Dans un semi box ouvert, clôt latéralement par des vitres en verre, l’accusé prend à son tour la parole. Il a suivi toute l’audience avec attention, sans baisser la tête. Vêtu sobrement d’un manteau et d’un pull noir, les cheveux blancs en couronne et le crâne dégarni, le septuagénaire se lève et s’adresse à la cour d’une voix assurée : « Si je comparais devant vous, c’est qu’effectivement un jour, la plupart n’étaient que des enfants, j’ai commis des actes odieux. » Joël Le Scouarnec reconnaît que « ces blessures sont ineffaçables, irréparables ». « Je ne peux pas revenir en arrière (…) je leur dois, à toutes ces personnes et à leurs proches, d’assumer toute la responsabilité de mes actes et des conséquences qu’elles auront tout au long de leur vie ».

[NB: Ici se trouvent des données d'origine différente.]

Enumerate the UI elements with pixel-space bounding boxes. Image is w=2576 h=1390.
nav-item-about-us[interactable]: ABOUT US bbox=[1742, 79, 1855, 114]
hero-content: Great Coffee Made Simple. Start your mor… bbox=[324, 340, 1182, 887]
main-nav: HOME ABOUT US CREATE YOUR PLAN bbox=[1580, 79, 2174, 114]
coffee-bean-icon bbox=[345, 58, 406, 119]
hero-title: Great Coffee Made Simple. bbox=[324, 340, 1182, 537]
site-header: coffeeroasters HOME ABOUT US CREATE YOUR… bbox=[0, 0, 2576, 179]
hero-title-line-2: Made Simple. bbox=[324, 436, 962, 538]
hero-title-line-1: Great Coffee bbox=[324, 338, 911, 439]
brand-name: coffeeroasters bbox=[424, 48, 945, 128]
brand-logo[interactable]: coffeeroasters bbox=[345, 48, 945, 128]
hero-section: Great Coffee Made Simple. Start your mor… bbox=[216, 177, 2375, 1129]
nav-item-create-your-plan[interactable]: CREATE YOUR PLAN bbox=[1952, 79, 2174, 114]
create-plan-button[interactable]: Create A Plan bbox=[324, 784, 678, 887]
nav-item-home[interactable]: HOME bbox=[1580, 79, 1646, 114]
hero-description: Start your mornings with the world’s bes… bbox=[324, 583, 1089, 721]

L’accusé semble avoir évolué depuis les cinq ans de prison qui ont suivi sa condamnation à Saintes. Mais assumera-t-il l’ensemble des écrits qu’il a confié à son journal intime retrouvé par les enquêteurs ? Une phrase permet d’en douter. « Je me suis efforcé tout au long de mes interrogatoires à reconnaître ce qui était des faits de viols et ce qui à mes yeux n’en était pas », insiste-t-il. Malgré ses confidences écrites, il a souvent contesté des pénétrations digitales sur des gamines, évoquant la retranscription de fantasmes et non d’actes réels. Ses victimes n’y croient pas. L’enjeu de ce procès sera d’approcher au plus près de la vérité, sans céder au récit que Joël Le Scouarnec a toujours voulu imposer, profitant de la confusion due à l’état inconscient des nombreux patients qu’il avait sédaté.

La deuxième journée d’audience s’avère éprouvante : les trois fils du mis en examen sont appelés à témoigner, tout comme sa femme. Celle-ci a toujours nié avoir été au courant des perversions de son mari avant sa condamnation en 2005, contredite par le journal tenu par celui-ci, sa belle-sœur et plusieurs victimes. Vivant séparée de son époux, elle n’a jamais demandé le divorce ni dénoncé l’agresseur.

Les avocats des parties civiles entendent bien la pousser dans ses retranchements. La fin de semaine était aussi très attendue pour le témoignage de l’enquêtrice principale, la maréchale des logis-chef qui a décrypté la première tout le journal intime du pédocriminel, énumérant ses agressions sur chacune de ses victimes. En dépression et en burn-out, elle s’est déclarée en incapacité de pouvoir venir témoigner.